# Beach Pictures



## davetgabby (Dec 29, 2007)

Thought it would be fun to look back at some summer beach /whatever pictures. Bikinis allowed.


----------



## Jammies (Apr 4, 2009)

*Molly is so cute! If you were a great dad, you'd buy her a jet ski!

Sorry, Jammies doesn't have a bikini!:laugh:*


----------



## davetgabby (Dec 29, 2007)

LOL . No Deb I didn't mean dog bikinis.:wink:


----------



## Evye's Mom (Dec 16, 2008)

Great pictures. How do you keep Molly so white ???


----------



## davetgabby (Dec 29, 2007)

Actually Sharlene the sand falls off pretty good. These pics were when she was about 6 months old.
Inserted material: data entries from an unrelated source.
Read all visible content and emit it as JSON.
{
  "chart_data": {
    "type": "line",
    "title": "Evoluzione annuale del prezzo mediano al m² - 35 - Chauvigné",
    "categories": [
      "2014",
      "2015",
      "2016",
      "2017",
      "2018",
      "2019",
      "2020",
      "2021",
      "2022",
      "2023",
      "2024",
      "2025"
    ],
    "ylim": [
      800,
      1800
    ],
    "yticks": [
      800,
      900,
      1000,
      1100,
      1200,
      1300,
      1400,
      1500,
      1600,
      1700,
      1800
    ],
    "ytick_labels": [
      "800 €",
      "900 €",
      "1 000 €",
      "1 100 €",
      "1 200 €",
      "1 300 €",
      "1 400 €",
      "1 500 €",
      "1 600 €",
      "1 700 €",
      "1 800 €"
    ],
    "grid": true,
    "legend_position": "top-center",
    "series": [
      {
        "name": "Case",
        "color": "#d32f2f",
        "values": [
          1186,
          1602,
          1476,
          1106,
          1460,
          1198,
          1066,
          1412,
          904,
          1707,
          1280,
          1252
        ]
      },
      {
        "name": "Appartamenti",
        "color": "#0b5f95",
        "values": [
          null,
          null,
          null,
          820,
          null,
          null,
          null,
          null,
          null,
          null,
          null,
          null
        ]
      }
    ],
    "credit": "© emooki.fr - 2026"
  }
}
But even now with the full coat she cleans up quick once she comes out of the water and gets covered in sand.


----------



## whimsy (Apr 3, 2010)

how fun!!!! Looks like a very pretty area!


----------



## davetgabby (Dec 29, 2007)

whimsy said:


> how fun!!!! Looks like a very pretty area!


your whimsey looks like Molly when she was young. She had just one peach coloured ear though. Yeah that's Lake Huron.


----------



## hav2 (Feb 26, 2010)

Great pictures! My Izzy is too prissy to go in the water.....she's more like a yacht kind of girl....hehe


----------



## irnfit (Nov 21, 2006)

Dave, great beach pics. That beach looks great, especially because you can bring the dogs. One more month and we'll be in Cape Cod- *can not wait!!!*


----------



## HavaneseSoon (Nov 4, 2008)

I love Molly telling off the Big Dog.....and the expression on the big dog! Great pictures!


----------



## Pixiesmom (Jul 31, 2008)

Molly is a little beach bunny!


----------



## clare (Feb 6, 2010)

Molly has great balance!Our Dizzie comes home after the beach looking like SANDY MUDDY HEAP!!


----------



## Poornima (Jun 29, 2007)

Great pictures! Molly is so pretty!


----------



## Missy (Nov 6, 2006)

Dave what wonderful beach pictures. The last one though, is that an optical illusion or is Molly shaved through her body leaving a sort of mowhawk along her whole little bod> 

what a good surfer girl!~


----------



## davetgabby (Dec 29, 2007)

No Missy she's aux naturelle. Just the wind in her face. She's only six months there. We've never shaved other than butt and feet. LOL


----------